Maybe projection is overrated, and certainly the goal should not be to play loudly per se, but a violin that is open and responsive at lower bow pressures is quite preferred (at least by me) to a violin that is reticent and has to be forced, no matter how rich the overtones. A responsive violin lets me use a French bow the way it was designed to be used -- i.e. not overtightened and strained.

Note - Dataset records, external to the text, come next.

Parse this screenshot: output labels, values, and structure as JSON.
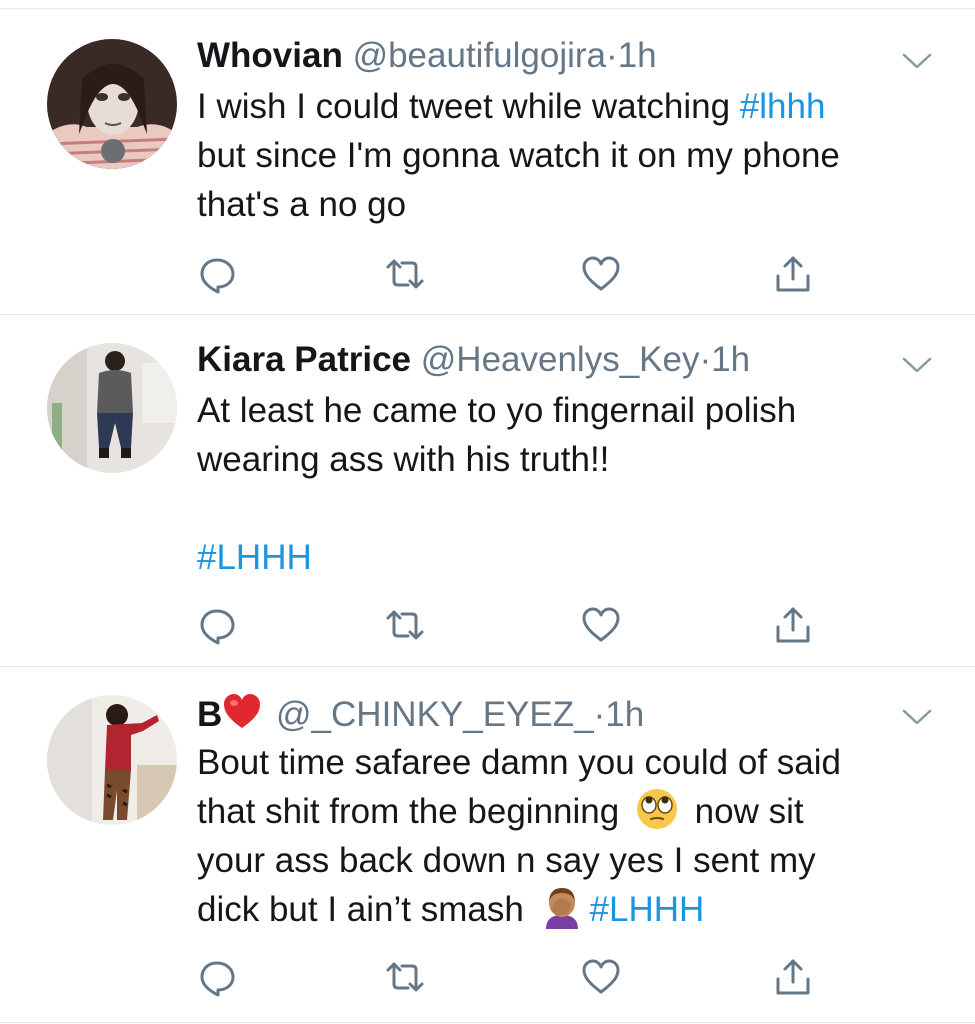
{
  "tweets": [
    {
      "name": "Whovian",
      "handle": "@beautifulgojira",
      "separator": "·",
      "time": "1h",
      "lines": [
        {
          "text": "I wish I could tweet while watching ",
          "tag": "#lhhh"
        },
        {
          "text": "but since I'm gonna watch it on my phone"
        },
        {
          "text": "that's a no go"
        }
      ],
      "actions": [
        "reply-icon",
        "retweet-icon",
        "like-icon",
        "share-icon"
      ]
    },
    {
      "name": "Kiara Patrice",
      "handle": "@Heavenlys_Key",
      "separator": "·",
      "time": "1h",
      "lines": [
        {
          "text": "At least he came to yo fingernail polish"
        },
        {
          "text": "wearing ass with his truth!!"
        }
      ],
      "hashtag_line": "#LHHH",
      "actions": [
        "reply-icon",
        "retweet-icon",
        "like-icon",
        "share-icon"
      ]
    },
    {
      "name": "B",
      "name_emoji": "red-heart-emoji",
      "handle": "@_CHINKY_EYEZ_",
      "separator": "·",
      "time": "1h",
      "lines": [
        {
          "text": "Bout time safaree damn you could of said"
        },
        {
          "text": "that shit from the beginning ",
          "emoji": "rolling-eyes-emoji",
          "after": " now sit"
        },
        {
          "text": "your ass back down n say yes I sent my"
        },
        {
          "text": "dick but I ain’t smash ",
          "emoji": "facepalm-emoji",
          "tag": "#LHHH"
        }
      ],
      "actions": [
        "reply-icon",
        "retweet-icon",
        "like-icon",
        "share-icon"
      ]
    }
  ],
  "colors": {
    "link": "#1b95e0",
    "secondary": "#657786",
    "divider": "#e6ecf0",
    "icon": "#657786"
  }
}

That said, I don't think projection explains the Indianapolis/Paris results. The audiences (and in Paris, the blindfolded players) were doubtless listening for a lot of things -- including overtones, subtlety, sweetness, dynamic and emotional range. Whatever they were listening for, they couldn't tell the difference between new fiddles and 300 year old ones. I just don't think those results can be dismissed. If you believe violins get better with age like wine, the burden should be on you to prove it. I am not going to take it on faith any more.

With Cabernet and Beaujolais, there really is scientific proof that the wine changes over time due to bacterial activity. No such proof of chemical or cellular change exists for violins. Even the concept of break-in period is pretty squishy. Some people believe it's years, some people believe it's days, but everyone has a different idea. And that is a sign of something that may in fact be more legend than fact.

June 28, 2015 at 11:49 PM · I agree with Thomas Boyer. What he wrote just rings true to me.